I had not conveyed my impressions to Deeds believing him to be otherwise occupied, but the all-seeing eye had taken in the headland and he said now: “Pity about Pirandello. The little museum is very touching. But what a strange light. And the small scale is striking — like the humbleness of Anne Hathaway’s cottage.” It was an apt comment on the origins of greatness.

But by now the cloud had mysteriously vanished backstage and all was serene, a transparent, cloudless dusk with no trace of wind; and as we followed the curves and slants of the road up to the town it became slowly obvious that what was being unfolded before us and below us was a most remarkable site. Successive roundels led in a slow spiral up to the top of the steep hillock upon which once an Acropolis had perched, and where now two parvenu skyscrapers stood and an ignoble huddle of unwarranted housing did duty for the old city’s center. We had reached by now the commercial nexus of the new town which lies a bit below the city, makeshift and ugly. But the light was of pure opalescent honey, and the setting (I am sorry to labor the point) was Hymettus at evening with the violet city of Athens sinking into the cocoon of night.

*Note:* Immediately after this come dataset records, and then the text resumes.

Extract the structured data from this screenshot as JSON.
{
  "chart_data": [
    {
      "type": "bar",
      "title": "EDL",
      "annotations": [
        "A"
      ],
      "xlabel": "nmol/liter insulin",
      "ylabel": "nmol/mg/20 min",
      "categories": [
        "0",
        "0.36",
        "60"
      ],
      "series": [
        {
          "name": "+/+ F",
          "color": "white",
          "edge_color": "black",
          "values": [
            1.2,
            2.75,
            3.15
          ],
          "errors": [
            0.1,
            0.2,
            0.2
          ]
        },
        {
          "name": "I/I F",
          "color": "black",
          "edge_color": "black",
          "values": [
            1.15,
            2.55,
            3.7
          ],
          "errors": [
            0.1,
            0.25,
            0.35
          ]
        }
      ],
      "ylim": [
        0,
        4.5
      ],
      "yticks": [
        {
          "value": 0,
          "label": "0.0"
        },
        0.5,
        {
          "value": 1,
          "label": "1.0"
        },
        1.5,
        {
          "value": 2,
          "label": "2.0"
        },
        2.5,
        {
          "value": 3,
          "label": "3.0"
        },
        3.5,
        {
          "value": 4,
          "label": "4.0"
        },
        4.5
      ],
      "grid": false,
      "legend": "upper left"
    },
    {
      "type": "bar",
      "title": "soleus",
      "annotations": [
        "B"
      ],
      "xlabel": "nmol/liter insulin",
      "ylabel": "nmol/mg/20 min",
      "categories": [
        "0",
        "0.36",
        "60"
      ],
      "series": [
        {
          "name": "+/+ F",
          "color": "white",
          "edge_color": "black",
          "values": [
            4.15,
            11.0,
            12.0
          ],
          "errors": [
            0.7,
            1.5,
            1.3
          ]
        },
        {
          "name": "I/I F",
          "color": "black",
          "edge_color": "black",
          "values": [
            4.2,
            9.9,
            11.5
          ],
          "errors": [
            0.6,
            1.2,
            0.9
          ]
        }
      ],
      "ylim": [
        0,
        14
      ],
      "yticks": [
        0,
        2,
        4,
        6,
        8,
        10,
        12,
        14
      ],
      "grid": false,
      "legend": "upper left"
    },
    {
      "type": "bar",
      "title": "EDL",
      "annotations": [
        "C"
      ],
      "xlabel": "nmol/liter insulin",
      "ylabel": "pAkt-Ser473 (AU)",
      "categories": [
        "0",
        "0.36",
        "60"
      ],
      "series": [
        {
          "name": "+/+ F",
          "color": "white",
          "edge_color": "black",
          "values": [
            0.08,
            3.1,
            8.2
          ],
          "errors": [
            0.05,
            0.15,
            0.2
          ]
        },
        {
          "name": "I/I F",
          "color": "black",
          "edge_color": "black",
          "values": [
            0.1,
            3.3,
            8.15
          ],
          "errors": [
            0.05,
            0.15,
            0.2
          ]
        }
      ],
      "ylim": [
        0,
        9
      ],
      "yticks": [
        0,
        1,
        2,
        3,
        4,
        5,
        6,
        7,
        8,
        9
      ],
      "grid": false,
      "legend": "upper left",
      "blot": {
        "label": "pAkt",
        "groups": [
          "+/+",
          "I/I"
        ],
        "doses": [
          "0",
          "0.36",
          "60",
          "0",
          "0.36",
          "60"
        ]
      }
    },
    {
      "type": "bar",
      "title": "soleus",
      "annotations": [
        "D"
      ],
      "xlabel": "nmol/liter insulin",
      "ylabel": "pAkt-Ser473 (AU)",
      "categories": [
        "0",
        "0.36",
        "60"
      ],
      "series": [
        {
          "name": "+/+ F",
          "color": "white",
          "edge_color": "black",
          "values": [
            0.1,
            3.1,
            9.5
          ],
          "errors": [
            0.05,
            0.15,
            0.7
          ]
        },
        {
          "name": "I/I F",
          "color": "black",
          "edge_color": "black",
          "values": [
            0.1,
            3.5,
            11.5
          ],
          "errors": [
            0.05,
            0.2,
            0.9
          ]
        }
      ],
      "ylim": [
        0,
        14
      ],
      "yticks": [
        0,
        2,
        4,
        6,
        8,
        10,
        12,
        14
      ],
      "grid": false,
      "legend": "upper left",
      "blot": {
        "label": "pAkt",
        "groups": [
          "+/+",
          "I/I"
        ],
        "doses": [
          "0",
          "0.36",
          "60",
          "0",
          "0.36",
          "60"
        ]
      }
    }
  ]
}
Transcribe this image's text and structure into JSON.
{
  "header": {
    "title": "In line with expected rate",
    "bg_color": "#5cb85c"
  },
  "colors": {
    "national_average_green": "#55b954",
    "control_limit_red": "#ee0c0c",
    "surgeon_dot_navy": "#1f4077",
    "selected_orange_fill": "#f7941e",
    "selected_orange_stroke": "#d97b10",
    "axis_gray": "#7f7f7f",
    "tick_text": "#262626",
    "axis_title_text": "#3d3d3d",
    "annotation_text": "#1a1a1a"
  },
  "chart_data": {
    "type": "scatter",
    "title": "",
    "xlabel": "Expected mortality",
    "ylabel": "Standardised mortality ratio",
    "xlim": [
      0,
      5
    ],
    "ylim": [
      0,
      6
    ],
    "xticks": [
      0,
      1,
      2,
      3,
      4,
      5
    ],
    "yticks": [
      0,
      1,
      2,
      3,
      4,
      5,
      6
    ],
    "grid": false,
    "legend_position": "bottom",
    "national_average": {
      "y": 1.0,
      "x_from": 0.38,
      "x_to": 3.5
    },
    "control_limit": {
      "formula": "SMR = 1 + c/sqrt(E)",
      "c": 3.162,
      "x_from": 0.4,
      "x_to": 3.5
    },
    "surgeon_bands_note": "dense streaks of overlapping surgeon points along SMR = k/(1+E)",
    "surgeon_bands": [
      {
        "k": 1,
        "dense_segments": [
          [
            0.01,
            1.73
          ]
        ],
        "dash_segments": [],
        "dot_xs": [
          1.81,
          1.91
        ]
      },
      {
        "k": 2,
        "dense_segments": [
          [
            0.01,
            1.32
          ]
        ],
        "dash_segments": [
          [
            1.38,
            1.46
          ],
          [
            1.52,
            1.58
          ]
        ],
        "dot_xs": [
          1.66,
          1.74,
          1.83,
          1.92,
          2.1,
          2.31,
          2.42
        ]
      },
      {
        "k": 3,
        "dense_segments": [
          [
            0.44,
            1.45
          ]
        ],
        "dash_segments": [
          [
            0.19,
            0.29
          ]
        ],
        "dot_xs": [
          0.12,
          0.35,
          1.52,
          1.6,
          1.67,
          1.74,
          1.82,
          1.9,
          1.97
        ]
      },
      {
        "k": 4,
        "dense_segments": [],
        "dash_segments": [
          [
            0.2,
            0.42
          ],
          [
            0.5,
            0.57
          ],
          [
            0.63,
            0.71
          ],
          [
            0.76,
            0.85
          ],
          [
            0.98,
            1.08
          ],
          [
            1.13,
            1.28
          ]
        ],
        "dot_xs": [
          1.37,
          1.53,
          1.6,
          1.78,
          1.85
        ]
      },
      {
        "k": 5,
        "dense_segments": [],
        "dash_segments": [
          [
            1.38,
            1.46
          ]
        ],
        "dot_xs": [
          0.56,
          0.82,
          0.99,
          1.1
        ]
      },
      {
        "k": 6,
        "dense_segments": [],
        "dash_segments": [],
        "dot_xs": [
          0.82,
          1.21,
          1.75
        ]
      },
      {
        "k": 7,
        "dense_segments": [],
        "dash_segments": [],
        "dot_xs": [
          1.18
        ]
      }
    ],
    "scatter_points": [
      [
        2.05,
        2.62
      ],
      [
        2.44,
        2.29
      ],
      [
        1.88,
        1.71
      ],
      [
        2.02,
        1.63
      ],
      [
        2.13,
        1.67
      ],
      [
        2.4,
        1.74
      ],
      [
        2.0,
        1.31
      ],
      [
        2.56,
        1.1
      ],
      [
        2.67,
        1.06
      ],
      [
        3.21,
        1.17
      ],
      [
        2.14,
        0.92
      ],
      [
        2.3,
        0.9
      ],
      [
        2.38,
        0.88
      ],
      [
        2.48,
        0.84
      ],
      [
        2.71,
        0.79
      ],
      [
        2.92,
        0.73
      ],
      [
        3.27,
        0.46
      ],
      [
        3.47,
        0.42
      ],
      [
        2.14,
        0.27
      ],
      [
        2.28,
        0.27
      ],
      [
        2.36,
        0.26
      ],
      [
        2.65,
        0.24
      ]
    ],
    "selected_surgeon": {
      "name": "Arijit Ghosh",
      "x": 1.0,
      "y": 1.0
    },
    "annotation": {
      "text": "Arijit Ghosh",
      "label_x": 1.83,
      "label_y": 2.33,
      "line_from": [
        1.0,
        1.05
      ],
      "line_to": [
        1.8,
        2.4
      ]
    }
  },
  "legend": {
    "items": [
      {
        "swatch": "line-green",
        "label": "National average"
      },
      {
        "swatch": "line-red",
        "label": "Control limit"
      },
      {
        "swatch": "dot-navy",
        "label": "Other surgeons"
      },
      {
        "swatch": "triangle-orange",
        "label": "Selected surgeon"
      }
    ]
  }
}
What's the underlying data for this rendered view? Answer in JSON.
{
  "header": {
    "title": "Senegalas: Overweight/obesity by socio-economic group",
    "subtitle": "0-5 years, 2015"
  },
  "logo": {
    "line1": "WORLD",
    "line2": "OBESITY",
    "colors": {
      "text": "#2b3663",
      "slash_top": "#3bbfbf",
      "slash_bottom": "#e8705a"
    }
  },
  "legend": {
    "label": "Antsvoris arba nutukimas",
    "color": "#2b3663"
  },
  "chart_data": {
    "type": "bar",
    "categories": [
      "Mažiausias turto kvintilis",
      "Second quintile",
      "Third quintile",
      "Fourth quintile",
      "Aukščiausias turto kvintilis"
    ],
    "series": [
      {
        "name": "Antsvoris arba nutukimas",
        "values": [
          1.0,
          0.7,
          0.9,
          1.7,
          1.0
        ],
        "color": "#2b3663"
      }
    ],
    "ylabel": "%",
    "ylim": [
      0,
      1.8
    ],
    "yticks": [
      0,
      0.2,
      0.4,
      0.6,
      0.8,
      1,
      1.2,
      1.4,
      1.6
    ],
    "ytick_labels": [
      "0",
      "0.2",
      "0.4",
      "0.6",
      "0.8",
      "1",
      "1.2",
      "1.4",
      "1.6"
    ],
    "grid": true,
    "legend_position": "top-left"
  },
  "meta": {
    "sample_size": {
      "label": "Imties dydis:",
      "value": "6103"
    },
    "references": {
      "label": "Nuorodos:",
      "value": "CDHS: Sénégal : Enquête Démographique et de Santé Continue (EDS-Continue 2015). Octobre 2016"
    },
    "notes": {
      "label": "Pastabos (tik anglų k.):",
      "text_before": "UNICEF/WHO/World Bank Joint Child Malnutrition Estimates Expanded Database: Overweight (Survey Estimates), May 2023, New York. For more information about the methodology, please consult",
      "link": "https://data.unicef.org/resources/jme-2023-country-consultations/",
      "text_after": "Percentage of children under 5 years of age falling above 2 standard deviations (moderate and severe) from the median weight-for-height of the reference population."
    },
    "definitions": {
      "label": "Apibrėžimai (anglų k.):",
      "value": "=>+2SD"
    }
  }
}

I tremble also to insist on the fact that from the point of view of natural beauty and elegance of site Agrigento is easily a match for Athens on its hills. Just as the ocean throws up roundels of sand to form pools, so the successive ages of geological time had thrown up successive rounds of limestone, rising in tiers like a wedding cake to the Acropolis. From the top one looks down as if into a pie dish with two levels, inner and outer ridges. It is down there, at the entrance to the city, that all the Temples are situated, like a protective screen, tricked out with fruit orchards, with sweeps of silver olives, and with ubiquitous almond trees whose spring flowering has become as famous as the legendary town itself.

We climbed down into the twilight with a strange feeling of indecision, not knowing exactly what was in store for us. It was only after a brief walk across a square, when we found ourselves looking down into the tenebrous mauve bowl where the Temples awaited us that we realized that our arrival at that precise time was an act of thoughtful good sense on the part of Roberto. “Before the city lights go on you may see more or less how the classical city looked at sunset.” The air was so still up here that one could catch the distant sounds of someone singing and the noise perhaps of a mattock on the dry clay a mile below us. At our back the streets were beginning to fill up for the evening Corso, the tiny coffee shops to brim over with lights which seemed, by contagion, to set fire at last to the street lamps behind our backs and set off the snarling radios and jukeboxes and traffic noise. Ahead of us the darkness rose slowly to engulf us, like ink being poured into a well; but it was a light darkness, slightly rosy, as if from a hidden harvest moon. But we belonged to the scattered disoriented city now with its stridulations of juke.